Según datos de la Agencia de la ONU para los Refugiados (Acnur), en India hay 198.000 personas con el estatus de refugiado y otras 9.000 que solicitan asilo, pero las cifras reales de personas que no cuentan con esos documentos, aunque también huyeron de violencias en sus países, son mucho mayores.
La tradición de abrirles las puertas se ha mantenido a pesar de que el país no es firmante de la Convención sobre los refugiados de 1951 ni del Protocolo de 1967, aunque sí lo es, en cambio, de otras declaraciones internacionales más recientes que reconocen el derecho al asilo.
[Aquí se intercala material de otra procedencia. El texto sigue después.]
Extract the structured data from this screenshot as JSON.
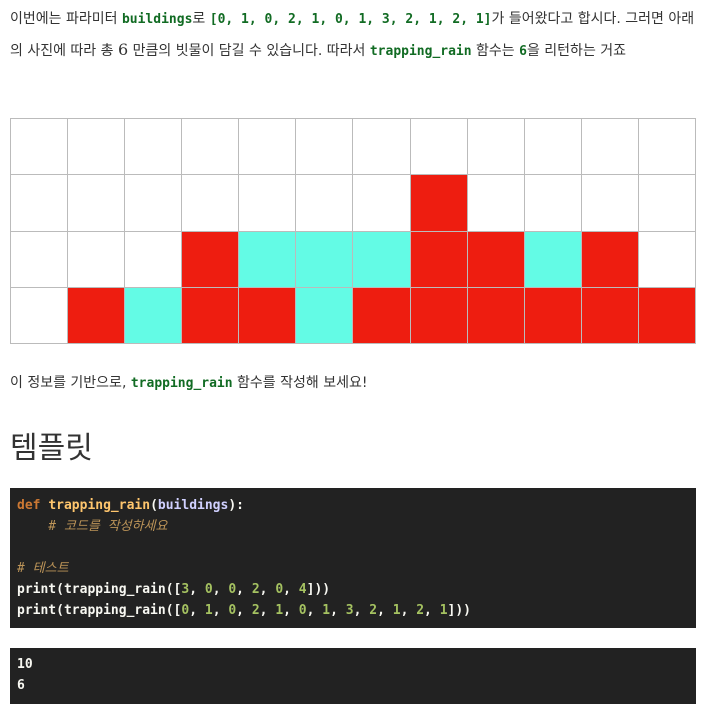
{
  "intro": {
    "t1": "이번에는 파라미터 ",
    "c1": "buildings",
    "t2": "로 ",
    "c2": "[0, 1, 0, 2, 1, 0, 1, 3, 2, 1, 2, 1]",
    "t3": "가 들어왔다고 합시다. 그러면 아래의 사진에 따라 총 ",
    "n1": "6",
    "t4": " 만큼의 빗물이 담길 수 있습니다. 따라서 ",
    "c3": "trapping_rain",
    "t5": " 함수는 ",
    "c4": "6",
    "t6": "을 리턴하는 거죠"
  },
  "diagram": {
    "buildings": [
      0,
      1,
      0,
      2,
      1,
      0,
      1,
      3,
      2,
      1,
      2,
      1
    ],
    "water": [
      0,
      0,
      1,
      0,
      1,
      2,
      1,
      0,
      0,
      1,
      0,
      0
    ],
    "rows": 4,
    "colors": {
      "building": "#ee1d10",
      "water": "#63fbe5",
      "empty": "#ffffff"
    }
  },
  "prompt": {
    "t1": "이 정보를 기반으로, ",
    "c1": "trapping_rain",
    "t2": " 함수를 작성해 보세요!"
  },
  "heading": "템플릿",
  "code": {
    "def_kw": "def",
    "func_name": "trapping_rain",
    "param_open": "(",
    "param": "buildings",
    "param_close": "):",
    "comment1": "    # 코드를 작성하세요",
    "comment2": "# 테스트",
    "print1": {
      "head": "print(trapping_rain([",
      "nums": [
        "3",
        "0",
        "0",
        "2",
        "0",
        "4"
      ],
      "tail": "]))"
    },
    "print2": {
      "head": "print(trapping_rain([",
      "nums": [
        "0",
        "1",
        "0",
        "2",
        "1",
        "0",
        "1",
        "3",
        "2",
        "1",
        "2",
        "1"
      ],
      "tail": "]))"
    }
  },
  "output": [
    "10",
    "6"
  ]
}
«No queremos ser la capital mundial de los refugiados»
El Gobierno actual, en manos del partido nacionalista hindú BJP, ha dado un vuelco de 180 grados a todo un histórico discurso. El Ejecutivo dejó clara su postura a principios de este año ante el Tribunal Supremo: «No queremos que la India se convierta en la capital mundial de los refugiados. Personas de todos los demás países inundarían el nuestro».
Los primeros pasos en este giro vinieron antes, con la reforma de la ley de ciudadanía, que está camino de aprobarse y tiene el fin de diferenciar qué migrantes y refugiados pueden llegar a ser ciudadanos indios y cuáles no según la religión que profesen. En palabras del secretario general del BJP, Kailash Vijayvargiya: «El objetivo es hacer que los refugiados de Afganistán, Bangladesh y Pakistán que sean hindúes, sijs, budistas, jainistas, parsis y cristianos puedan obtener la ciudadanía india». Es decir, aceptar a las minorías no musulmanas que sean perseguidas en sus países de mayoría musulmana.
Esta visión de la política de acogida «parece estar influenciada por la paranoia y la xenofobia», afirma Arijit Sen, investigador de Amnistía Internacional, en una conversación con eldiario.es. «Los refugiados y solicitantes de asilo son cada vez más categorizados como ‘inmigrantes ilegales’ sin que el Gobierno tenga en cuenta las obligaciones nacionales e internacionales que tiene con aquellos que huyen de ser perseguidos».
En el último año el cambio de discurso se ha vuelto indiscutible a raíz del descomunal éxodo de los rohingya que han huido de una limpieza étnica en Myanmar y se han asentado en campos de refugiados en Bangladesh.
En India viven unos 40.000 rohingyas, de los cuales más de 16.000 tienen el estatus de refugiado de Naciones Unidas. La mayoría de ellos lleva en territorio indio desde 2012 y ha ido llegando tras escapar de distintas oleadas de represión.
El Gobierno del BJP ha manifestado en repetidas ocasiones que quiere deportar a los rohingyas que viven en lugares como Cachemira o Delhi porque son «inmigrantes ilegales» que suponen una «seria amenaza para la seguridad nacional», una conclusión a la que las autoridades han llegado tras encontrar supuestos vínculos entre esta población de mayoría musulmana y grupos terroristas de origen paquistaní.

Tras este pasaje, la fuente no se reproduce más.